06 Februari 2018

opini musri nauli : Hukuman Kepada Pemangku adat



Di tengah masyarakat hukum adat (Masyarakat Adat/MHA) dikenal berbagai kesalahan yang kemudian dijatuhi hukuman adat (denda adat).

Berbeda dengan masyarakat umum, terhadap pemangku adat sanksi dijatuhkan cukup berat. Selain hukuman yang melanggar ”Pucuk Delapan Anak Dua belas” (ada juga menyebutkan ”Pucuk Undang nan Delapan. Anak undang Nan 12), sanksinya dua kali lipat dari masyarakat umum.

Terhadap ”Pemimpin yang lalim” dikenal ”Raja alim Raja disembah. Raja lalim Raja disembah”. ”Jatuh dipemanjat. Jatuh di perenang”.

Selain itu dikenal pemimpin yang tidak disenangi masyarakat. Yang pertama adalah ”Pimpinan Di Ujung Tanjung. Pimpinan Di Ujung Tanjung” adalah sifat pemimpin yang mengambil muka, berdusta dan suka menjadi “sok” penyelamat persoalan ditengah masyarakat. Pemimpin sifat ini biasanya tidak disukai masyarakat.

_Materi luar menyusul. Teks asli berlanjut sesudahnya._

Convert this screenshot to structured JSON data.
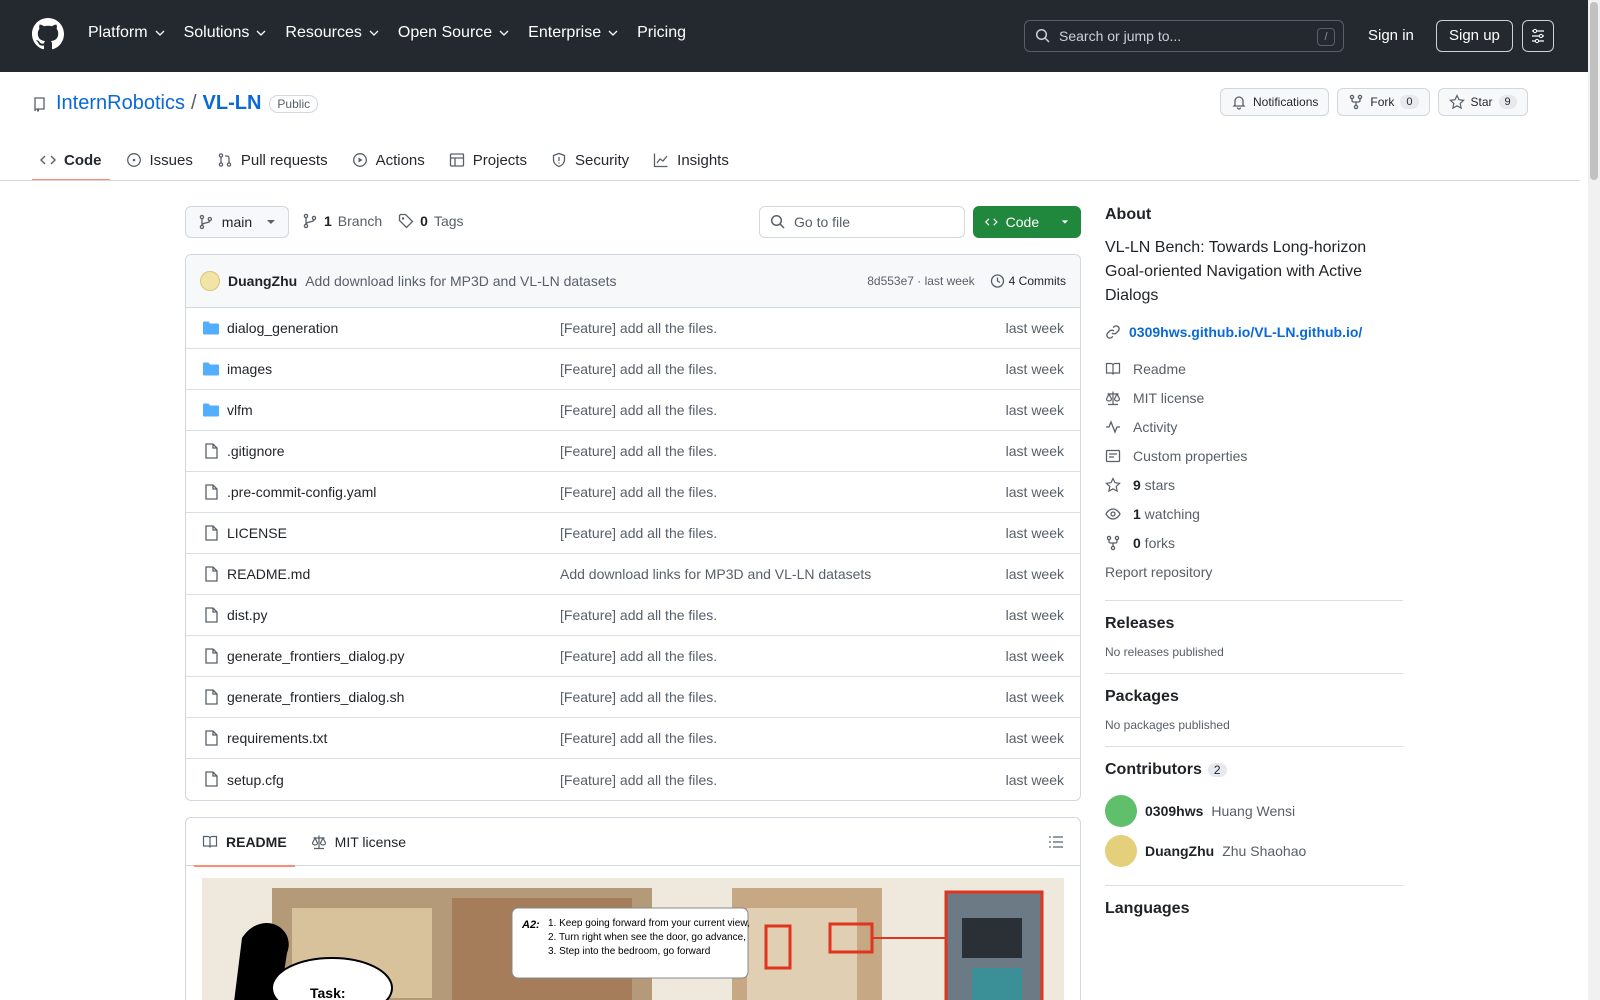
{
  "header": {
    "nav": [
      "Platform",
      "Solutions",
      "Resources",
      "Open Source",
      "Enterprise",
      "Pricing"
    ],
    "search_placeholder": "Search or jump to...",
    "search_key": "/",
    "signin": "Sign in",
    "signup": "Sign up"
  },
  "repo": {
    "owner": "InternRobotics",
    "name": "VL-LN",
    "visibility": "Public",
    "notifications": "Notifications",
    "fork_label": "Fork",
    "fork_count": "0",
    "star_label": "Star",
    "star_count": "9"
  },
  "tabs": [
    "Code",
    "Issues",
    "Pull requests",
    "Actions",
    "Projects",
    "Security",
    "Insights"
  ],
  "branch": {
    "name": "main",
    "branch_count": "1",
    "branch_label": "Branch",
    "tag_count": "0",
    "tag_label": "Tags",
    "goto_placeholder": "Go to file",
    "code_label": "Code"
  },
  "commit": {
    "user": "DuangZhu",
    "message": "Add download links for MP3D and VL-LN datasets",
    "hash": "8d553e7",
    "time": "last week",
    "commits_label": "4 Commits"
  },
  "files": [
    {
      "name": "dialog_generation",
      "type": "dir",
      "msg": "[Feature] add all the files.",
      "time": "last week"
    },
    {
      "name": "images",
      "type": "dir",
      "msg": "[Feature] add all the files.",
      "time": "last week"
    },
    {
      "name": "vlfm",
      "type": "dir",
      "msg": "[Feature] add all the files.",
      "time": "last week"
    },
    {
      "name": ".gitignore",
      "type": "file",
      "msg": "[Feature] add all the files.",
      "time": "last week"
    },
    {
      "name": ".pre-commit-config.yaml",
      "type": "file",
      "msg": "[Feature] add all the files.",
      "time": "last week"
    },
    {
      "name": "LICENSE",
      "type": "file",
      "msg": "[Feature] add all the files.",
      "time": "last week"
    },
    {
      "name": "README.md",
      "type": "file",
      "msg": "Add download links for MP3D and VL-LN datasets",
      "time": "last week"
    },
    {
      "name": "dist.py",
      "type": "file",
      "msg": "[Feature] add all the files.",
      "time": "last week"
    },
    {
      "name": "generate_frontiers_dialog.py",
      "type": "file",
      "msg": "[Feature] add all the files.",
      "time": "last week"
    },
    {
      "name": "generate_frontiers_dialog.sh",
      "type": "file",
      "msg": "[Feature] add all the files.",
      "time": "last week"
    },
    {
      "name": "requirements.txt",
      "type": "file",
      "msg": "[Feature] add all the files.",
      "time": "last week"
    },
    {
      "name": "setup.cfg",
      "type": "file",
      "msg": "[Feature] add all the files.",
      "time": "last week"
    }
  ],
  "readme_tabs": [
    "README",
    "MIT license"
  ],
  "readme_figure": {
    "a2_label": "A2:",
    "a2_lines": [
      "1. Keep going forward from your current view,",
      "2. Turn right when see the door, go advance,",
      "3. Step into the bedroom, go forward"
    ],
    "task_label": "Task:"
  },
  "about": {
    "title": "About",
    "description": "VL-LN Bench: Towards Long-horizon Goal-oriented Navigation with Active Dialogs",
    "link": "0309hws.github.io/VL-LN.github.io/",
    "items": [
      {
        "icon": "book-icon",
        "label": "Readme",
        "bold": ""
      },
      {
        "icon": "scale-icon",
        "label": "MIT license",
        "bold": ""
      },
      {
        "icon": "pulse-icon",
        "label": "Activity",
        "bold": ""
      },
      {
        "icon": "note-icon",
        "label": "Custom properties",
        "bold": ""
      },
      {
        "icon": "star-icon",
        "label": " stars",
        "bold": "9"
      },
      {
        "icon": "eye-icon",
        "label": " watching",
        "bold": "1"
      },
      {
        "icon": "fork-icon",
        "label": " forks",
        "bold": "0"
      }
    ],
    "report": "Report repository"
  },
  "releases": {
    "title": "Releases",
    "text": "No releases published"
  },
  "packages": {
    "title": "Packages",
    "text": "No packages published"
  },
  "contributors": {
    "title": "Contributors",
    "count": "2",
    "list": [
      {
        "login": "0309hws",
        "name": "Huang Wensi",
        "color": "#5fbf6a"
      },
      {
        "login": "DuangZhu",
        "name": "Zhu Shaohao",
        "color": "#e4cf7a"
      }
    ]
  },
  "languages": {
    "title": "Languages"
  }
}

Kedua. “Pemimpin Ayam gedang. “ Pemimpin ayam gedang” dikenal orang yang “membesarkan dan memperlihatkan “tuah keluarga besarnya. Padahal sikapnya cuma “berbicara kosong” yang disimbolkan “ayam bekotek” yang tidak bisa berterur”. Ada juga yang menyebut cuma berbicara yang disebutkan “pemimpin elok bungkus pengikat burung”.

Ketiga. Pemimpin bilah bambu”. Pemimpin yang “kaki diinjak. Bilah diangkat”. Pemimpin yang tidak adil. Pemimpin yang mengutamakan keluarganya dan menginjak orang lain.

Keempat. “Pemimpin Ketuk-ketuk. Pemimpin tipe ini tidak berani mengambil keputusan membela masyarakat. Hanya memikirkan jabatannya dan tidak berani mengambil resiko.

Kelima. “Pemimpin Busuk Aring”. Pemimpin curang, serakah, rakus bahkan terhadap keluarga dan orang terdekatnya.

Keenam. Pemimpin Pisak Celano”. Pemimpin seperti ini suka sekali menimbulkan kehebohan di masyarakat karena sering kawin-cerai. Dan tidak bertanggungjawab terhadap keluarga.

Ketujuh. “Pemimpin Tupoai Tuo”. Pemimpin cuma jago dikandang, dan jarang mau tampil membela masyarakat di luar Dusun.

Lalu bagaimana apabila pemangku adat yang melanggar “”Pucuk Delapan Anak Dua belas” atau”Pucuk Undang nan Delapan. Anak undang Nan 12 ? Misalnya ” Memekik mengentam tanah mengulung lengan baju (Mengajak berkelahi)” atau ”Maling Curi” (mencuri).

Kesalahan Memekik mengentam tanah mengulung lengan baju (Mengajak berkelahi)” maka tidak cukup dijatuhi sanksi adat ”satu gantang beras, kelapa setali”, tapi dijatuhi 20 gantang beras, kelapa setali dan kambing”. Selain itu juga dicabut gelar adat yang diberikan kepadanya.

Sedangkan ”maling curi (mencuri)”, selain dijatuhi Kerbo sekok, beras 100 gantang, 100 kali kelapa”, barang dikembalikan juga gelar adatnya dicabut.

Pencabutan gelar adat merupakan ”hukuman” kepada pemangku adat agar dijauhi dari fitnah dan menjaga diri pemangku adat sebagai pemutus akhir. Sebagai ”memancung putus”.